ECM bankers will also be paranoid followers of stock market fluctuations. Slumping equity markets mean that few companies will want to list and if sentiment sours on particular sectors mid-deal, all the careful work you've done valuing a company and pricing its stock could all be for nothing. An extreme example is in China, where after a sustained bull market in 2014, the stock market started to tumble in June 2015 and the government intervened by banning both short-selling and initial public offerings. ECM bankers went from extremely busy as companies tried to capitalise on the equities boom, to sitting on their hands as IPOs were frozen.
This means that often the closest internal allies to ECM bankers are research analysts and the sales and trading divisions of investment banks, which can help provide market colour to the capital markets teams.
"There is no 'perfect recipe' to succeed in capital markets but a strong general sense of markets, sensitivity to the dynamic and ever changing environment as well as the willingness to acquire new knowledge and be engaged at all times all contribute," says Suen.
Rupert Mitchell, the former head of equity syndicate at Citigroup in Asia and now a managing director at Goldman Sachs, told us previously that for all the technical skills he sees in young bankers, he "never hired anyone who did not have a strong interest in financial news and markets - be informed; have a view".
“Senior capital markets bankers need to have broad internal and external contacts, as well as strong interpersonal skills, marketing capabilities and strong project management skills to balance interests of complex stakeholders,” adds Mervyn Chow, head of global markets solutions group, Asia Pacific at Credit Suisse.
At the start of your career, there are three qualities that any aspiring ECM banker must possess, says Steven Halperin, co-head of EMEA equity capital markets at Barclays: "You need an understanding and interest in the equity and other financial markets, quantitative skills for analysis and qualitative skills to interpret markets and the results of analysis, strong presentation and marketing skills."

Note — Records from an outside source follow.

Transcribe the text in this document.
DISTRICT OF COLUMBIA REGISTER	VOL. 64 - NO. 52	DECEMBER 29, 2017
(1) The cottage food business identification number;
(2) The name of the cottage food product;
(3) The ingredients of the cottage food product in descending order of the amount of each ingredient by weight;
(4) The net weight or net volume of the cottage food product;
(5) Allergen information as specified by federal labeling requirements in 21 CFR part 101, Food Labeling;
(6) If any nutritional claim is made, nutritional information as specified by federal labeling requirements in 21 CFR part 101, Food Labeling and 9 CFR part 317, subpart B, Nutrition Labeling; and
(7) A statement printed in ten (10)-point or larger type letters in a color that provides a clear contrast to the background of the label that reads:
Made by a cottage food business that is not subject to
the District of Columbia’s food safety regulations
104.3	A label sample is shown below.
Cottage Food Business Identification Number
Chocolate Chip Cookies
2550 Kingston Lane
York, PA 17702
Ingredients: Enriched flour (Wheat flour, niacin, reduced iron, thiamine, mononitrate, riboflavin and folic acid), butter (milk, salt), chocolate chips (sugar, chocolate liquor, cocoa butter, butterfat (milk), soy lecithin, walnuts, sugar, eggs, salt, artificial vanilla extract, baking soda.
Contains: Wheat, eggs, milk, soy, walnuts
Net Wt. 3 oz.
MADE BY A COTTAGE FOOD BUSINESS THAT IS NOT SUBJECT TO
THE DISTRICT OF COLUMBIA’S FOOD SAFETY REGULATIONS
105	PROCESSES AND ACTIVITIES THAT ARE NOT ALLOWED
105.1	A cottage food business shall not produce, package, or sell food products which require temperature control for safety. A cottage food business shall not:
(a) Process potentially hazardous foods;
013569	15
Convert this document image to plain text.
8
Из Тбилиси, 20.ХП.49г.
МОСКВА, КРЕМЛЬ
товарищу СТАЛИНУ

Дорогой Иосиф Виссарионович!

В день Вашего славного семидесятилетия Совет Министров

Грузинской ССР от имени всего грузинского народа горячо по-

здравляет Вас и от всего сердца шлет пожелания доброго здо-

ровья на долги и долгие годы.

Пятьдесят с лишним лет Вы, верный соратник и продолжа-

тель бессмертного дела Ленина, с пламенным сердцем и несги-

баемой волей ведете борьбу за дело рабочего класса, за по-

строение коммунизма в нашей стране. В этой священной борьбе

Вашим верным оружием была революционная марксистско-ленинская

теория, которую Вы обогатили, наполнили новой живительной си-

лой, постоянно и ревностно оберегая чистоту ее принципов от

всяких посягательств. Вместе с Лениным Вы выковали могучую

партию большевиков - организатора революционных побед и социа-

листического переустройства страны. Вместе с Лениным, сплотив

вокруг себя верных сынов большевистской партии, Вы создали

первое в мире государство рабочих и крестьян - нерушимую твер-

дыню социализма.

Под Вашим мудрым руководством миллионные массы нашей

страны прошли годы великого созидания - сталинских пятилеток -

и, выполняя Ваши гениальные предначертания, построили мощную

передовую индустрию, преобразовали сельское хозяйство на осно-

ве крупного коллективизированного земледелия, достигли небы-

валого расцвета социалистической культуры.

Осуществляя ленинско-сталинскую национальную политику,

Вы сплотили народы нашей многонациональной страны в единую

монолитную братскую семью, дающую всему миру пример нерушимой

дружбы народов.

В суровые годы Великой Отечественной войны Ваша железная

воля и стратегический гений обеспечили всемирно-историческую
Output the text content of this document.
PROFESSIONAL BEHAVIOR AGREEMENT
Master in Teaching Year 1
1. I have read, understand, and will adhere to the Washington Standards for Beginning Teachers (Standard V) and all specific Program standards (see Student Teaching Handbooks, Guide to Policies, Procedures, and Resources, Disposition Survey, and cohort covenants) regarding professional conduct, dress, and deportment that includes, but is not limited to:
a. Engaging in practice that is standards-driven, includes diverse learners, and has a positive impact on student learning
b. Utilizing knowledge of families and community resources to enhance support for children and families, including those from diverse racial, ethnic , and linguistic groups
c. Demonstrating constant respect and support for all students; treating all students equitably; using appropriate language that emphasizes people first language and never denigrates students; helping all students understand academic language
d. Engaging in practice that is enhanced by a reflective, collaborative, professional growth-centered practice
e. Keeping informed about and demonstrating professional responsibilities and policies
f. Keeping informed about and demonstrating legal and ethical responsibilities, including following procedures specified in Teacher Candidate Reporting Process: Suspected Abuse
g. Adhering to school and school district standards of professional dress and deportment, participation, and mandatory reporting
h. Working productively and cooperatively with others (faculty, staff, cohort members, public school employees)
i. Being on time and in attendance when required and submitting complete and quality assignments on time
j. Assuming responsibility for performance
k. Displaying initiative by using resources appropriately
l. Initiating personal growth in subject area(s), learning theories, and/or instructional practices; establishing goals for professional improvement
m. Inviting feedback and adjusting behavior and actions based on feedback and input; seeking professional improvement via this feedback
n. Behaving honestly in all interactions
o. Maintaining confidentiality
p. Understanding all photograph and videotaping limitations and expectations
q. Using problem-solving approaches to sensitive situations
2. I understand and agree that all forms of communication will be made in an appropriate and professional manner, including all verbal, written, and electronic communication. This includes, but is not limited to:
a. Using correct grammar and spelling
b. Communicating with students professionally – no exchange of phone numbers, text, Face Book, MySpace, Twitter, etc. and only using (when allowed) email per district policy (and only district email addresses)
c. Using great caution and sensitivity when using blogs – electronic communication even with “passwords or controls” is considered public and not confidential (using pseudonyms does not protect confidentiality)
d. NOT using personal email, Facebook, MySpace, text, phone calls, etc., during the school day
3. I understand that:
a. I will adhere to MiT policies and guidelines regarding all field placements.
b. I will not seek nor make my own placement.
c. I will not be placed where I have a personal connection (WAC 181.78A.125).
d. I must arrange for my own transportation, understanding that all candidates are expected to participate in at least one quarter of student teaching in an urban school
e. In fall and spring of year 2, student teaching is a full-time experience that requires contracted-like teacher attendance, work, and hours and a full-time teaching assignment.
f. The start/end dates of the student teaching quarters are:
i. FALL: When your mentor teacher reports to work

Finally, it's worth pointing out what it takes to work in equity syndicate. As we've said previously, this officially sits outside of ECM - though it's very closely-linked - and comes it towards the end of a deal. “Syndication is more about project management and being able to solve all sorts of issues that may come up throughout the deal execution process and work effectively with different professional parties both internally and externally,” said Melody Ngan, director in equity capital markets team at Bank of America Merrill Lynch told us previously.